RIYADH: Eight OPEC+ producers agreed to raise oil output gradually from April, citing healthy market fundamentals and a stable global economic outlook, after ministers met virtually to assess market conditions and determine future supply policy. 

Saudi Arabia, Russia, Iraq, the UAE, Kuwait, Kazakhstan, Algeria and Oman approved a production increase of 206,000 barrels per day for April, according to a statement. 

The increase marks the start of a gradual unwinding of 1.65 million barrels per day in voluntary reductions introduced in April 2023 to shore up prices.  

The move comes as the US-Israeli conflict with OPEC+ member Iran and Tehran’s retaliation have disrupted shipments in the Middle East. Oil, gas and other cargoes moving through the Strait of Hormuz have faced interruptions since Feb. 28 after shipowners received warnings from Iran that the area was closed to navigation, Reuters reported. 

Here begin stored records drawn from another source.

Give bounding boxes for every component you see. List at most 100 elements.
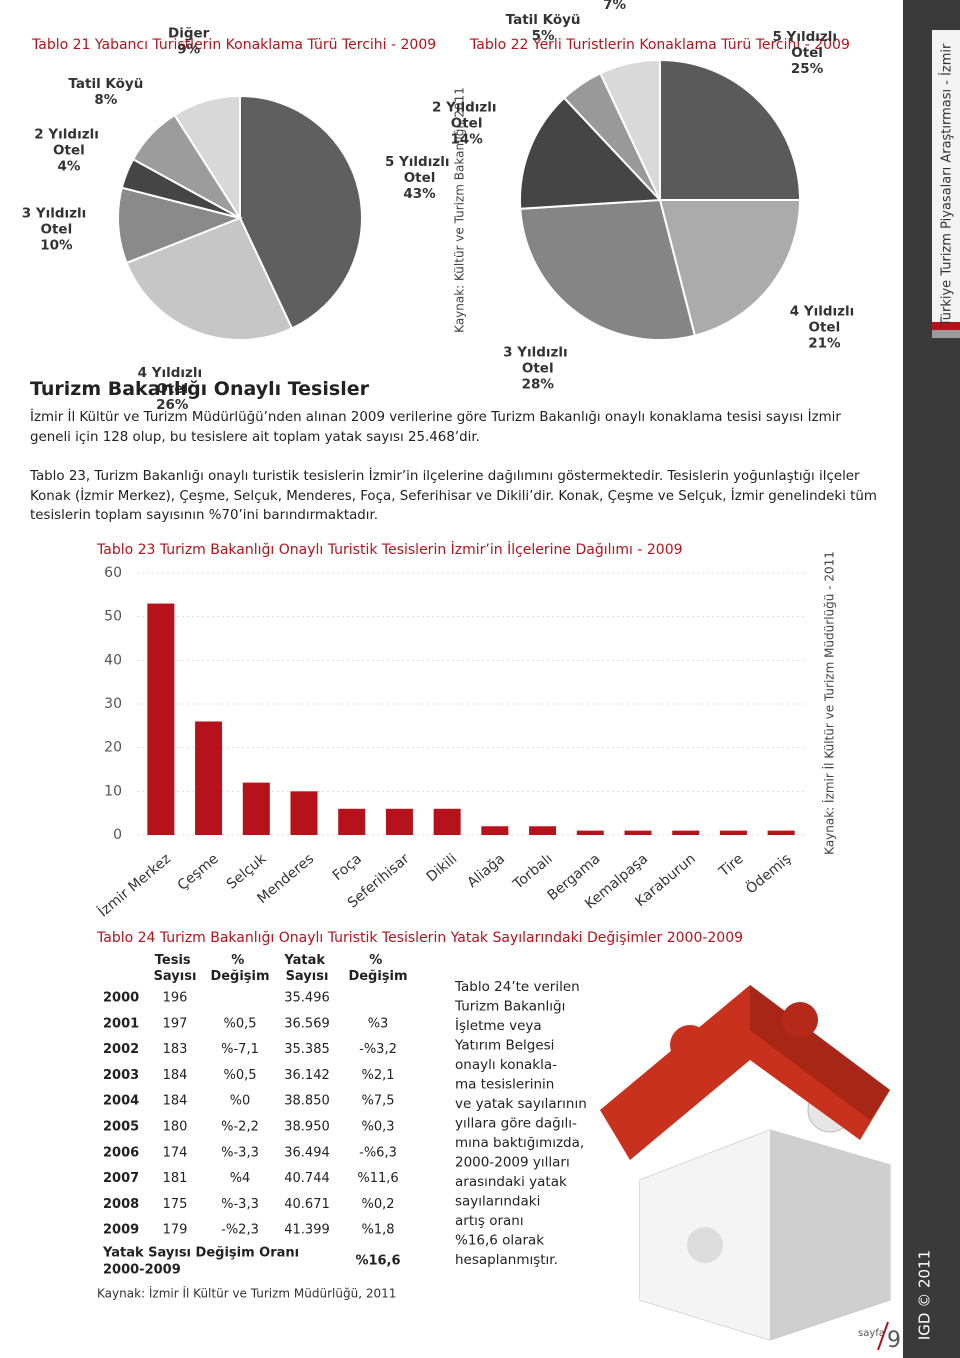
row-year: 2005 (103, 1120, 139, 1135)
x-tick-label: İzmir Merkez (94, 849, 174, 920)
bar (195, 721, 223, 835)
source: Kaynak: İzmir İl Kültür ve Turizm Müdürl… (822, 551, 837, 855)
paragraph: İzmir İl Kültür ve Turizm Müdürlüğü’nden… (30, 410, 841, 445)
slice-label: 2 Yıldızlı Otel (432, 99, 501, 131)
slice-value: 25% (791, 61, 824, 77)
table-source: Kaynak: İzmir İl Kültür ve Turizm Müdürl… (97, 1286, 396, 1301)
table-cell: 38.950 (284, 1120, 330, 1135)
sidebar-stripe (932, 322, 960, 330)
table-cell: %4 (230, 1171, 251, 1186)
slice-value: 14% (450, 131, 483, 147)
pie-slice (173, 94, 241, 222)
table-cell: 196 (163, 991, 188, 1006)
table-cell: 184 (163, 1094, 188, 1109)
table-cell: %0,5 (223, 1016, 256, 1031)
x-tick-label: Aliağa (464, 851, 508, 891)
table-cell: 175 (163, 1197, 188, 1212)
table-cell: 174 (163, 1145, 188, 1160)
page-label: sayfa (858, 1328, 885, 1339)
pie-slice (125, 216, 294, 341)
slice-value: 10% (40, 238, 73, 254)
row-year: 2007 (103, 1171, 139, 1186)
table-cell: 179 (163, 1223, 188, 1238)
x-tick-label: Dikili (424, 851, 461, 885)
table-cell: 35.496 (284, 991, 330, 1006)
bar (672, 830, 700, 835)
sidebar-box (932, 30, 960, 322)
slice-value: 21% (808, 335, 841, 351)
table-cell: %-7,1 (221, 1042, 259, 1057)
slice-label: Tatil Köyü (506, 12, 581, 28)
column-header: % Değişim (348, 953, 407, 984)
table-cell: %0,2 (361, 1197, 394, 1212)
side-text-line: artış oranı (455, 1213, 524, 1229)
table-cell: 180 (163, 1120, 188, 1135)
table-cell: 36.494 (284, 1145, 330, 1160)
table-cell: -%3,2 (359, 1042, 397, 1057)
bar (147, 603, 175, 835)
column-header: Yatak Sayısı (283, 953, 329, 984)
slice-value: 43% (403, 186, 436, 202)
table-cell: 40.671 (284, 1197, 330, 1212)
slice-value: 9% (177, 41, 200, 57)
bar (433, 808, 461, 835)
x-tick-label: Tire (716, 851, 747, 881)
pie-slice (519, 198, 697, 341)
side-text-line: %16,6 olarak (455, 1233, 544, 1249)
summary-label: Yatak Sayısı Değişim Oranı 2000-2009 (102, 1245, 304, 1277)
row-year: 2000 (103, 991, 139, 1006)
puzzle-illustration (600, 985, 891, 1341)
table-cell: 36.142 (284, 1068, 330, 1083)
y-tick-label: 0 (113, 827, 122, 843)
row-year: 2004 (103, 1094, 139, 1109)
y-tick-label: 60 (104, 565, 122, 581)
row-year: 2001 (103, 1016, 139, 1031)
section-heading: Turizm Bakanlığı Onaylı Tesisler (30, 378, 369, 400)
column-header: % Değişim (210, 953, 269, 984)
pie-slice (658, 199, 802, 337)
y-tick-label: 40 (104, 652, 122, 668)
table-cell: %-2,2 (221, 1120, 259, 1135)
side-text-line: Tablo 24’te verilen (454, 979, 580, 995)
table-cell: %0,3 (361, 1120, 394, 1135)
chart-title: Tablo 23 Turizm Bakanlığı Onaylı Turisti… (96, 540, 683, 558)
table-cell: %-3,3 (221, 1145, 259, 1160)
y-tick-label: 50 (104, 609, 122, 625)
x-tick-label: Foça (330, 851, 365, 884)
slice-value: 4% (57, 158, 80, 174)
slice-label: Diğer (168, 25, 210, 41)
side-text-line: sayılarındaki (455, 1194, 540, 1210)
row-year: 2008 (103, 1197, 139, 1212)
pie-slice (117, 186, 244, 265)
paragraph: Tablo 23, Turizm Bakanlığı onaylı turist… (30, 469, 877, 523)
slice-label: 2 Yıldızlı Otel (34, 126, 103, 158)
side-text-line: mına baktığımızda, (455, 1135, 584, 1151)
column-header: Tesis Sayısı (154, 953, 197, 984)
sidebar-stripe (932, 330, 960, 338)
table-cell: 197 (163, 1016, 188, 1031)
table-cell: %3 (368, 1016, 389, 1031)
table-cell: 40.744 (284, 1171, 330, 1186)
pie-slice (239, 94, 363, 330)
slice-label: 3 Yıldızlı Otel (22, 206, 91, 238)
bar (242, 782, 270, 835)
bar (529, 826, 557, 835)
table-cell: 41.399 (284, 1223, 330, 1238)
slice-label: Tatil Köyü (68, 76, 143, 92)
side-text-line: arasındaki yatak (455, 1174, 567, 1190)
bar (338, 808, 366, 835)
slice-value: 26% (156, 397, 189, 413)
row-year: 2002 (103, 1042, 139, 1057)
bar (719, 830, 747, 835)
x-tick-label: Çeşme (175, 851, 222, 894)
bar (624, 830, 652, 835)
slice-value: 5% (532, 28, 555, 44)
row-year: 2006 (103, 1145, 139, 1160)
bar (481, 826, 509, 835)
pie-slice (599, 58, 661, 201)
slice-label: 5 Yıldızlı Otel (385, 154, 454, 186)
row-year: 2009 (103, 1223, 139, 1238)
side-text-line: İşletme veya (455, 1016, 542, 1034)
table-cell: 35.385 (284, 1042, 330, 1057)
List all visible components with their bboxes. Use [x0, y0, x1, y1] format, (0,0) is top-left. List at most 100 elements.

In a statement released after the talks, the eight nations cited a “steady global economic outlook and current healthy market fundamentals, as reflected in the low oil inventories,” as the rationale for the measured production increase. 

The statement stressed that the full 1.65 million bpd “may be returned in part or in full subject to evolving market conditions and in a gradual manner.” 

They also stressed they retain flexibility to increase, pause or reverse the supply hike if needed. That includes the option of reinstating cuts announced in November 2023, when several members pledged additional voluntary reductions totaling 2.2 million barrels per day. 

The producers reiterated their commitment to the broader Declaration of Cooperation and said compliance with output targets, including voluntary adjustments, will continue to be monitored by the Joint Ministerial Monitoring Committee. 

The group also reaffirmed plans to compensate for any overproduction recorded since January 2024, saying the phased increase would allow participating countries to accelerate those efforts. 

Brent crude futures jumped on Feb. 27 to $73 per barrel, the highest level since July, amid fears of a wider Middle East conflict and potential supply disruptions through Hormuz, which accounts for more than 20 percent of global oil transit, Reuters reported. 

Oil prices are expected to rise, with Barclays lifting its Brent crude forecast to around $100 a barrel from $80 a day earlier, while analysts said prices could jump by as much as $20 per barrel when trading resumes on March 2 if tensions escalate further.

The eight countries will continue holding monthly reviews of market conditions, conformity and compensation levels, with the next meeting scheduled for April 5.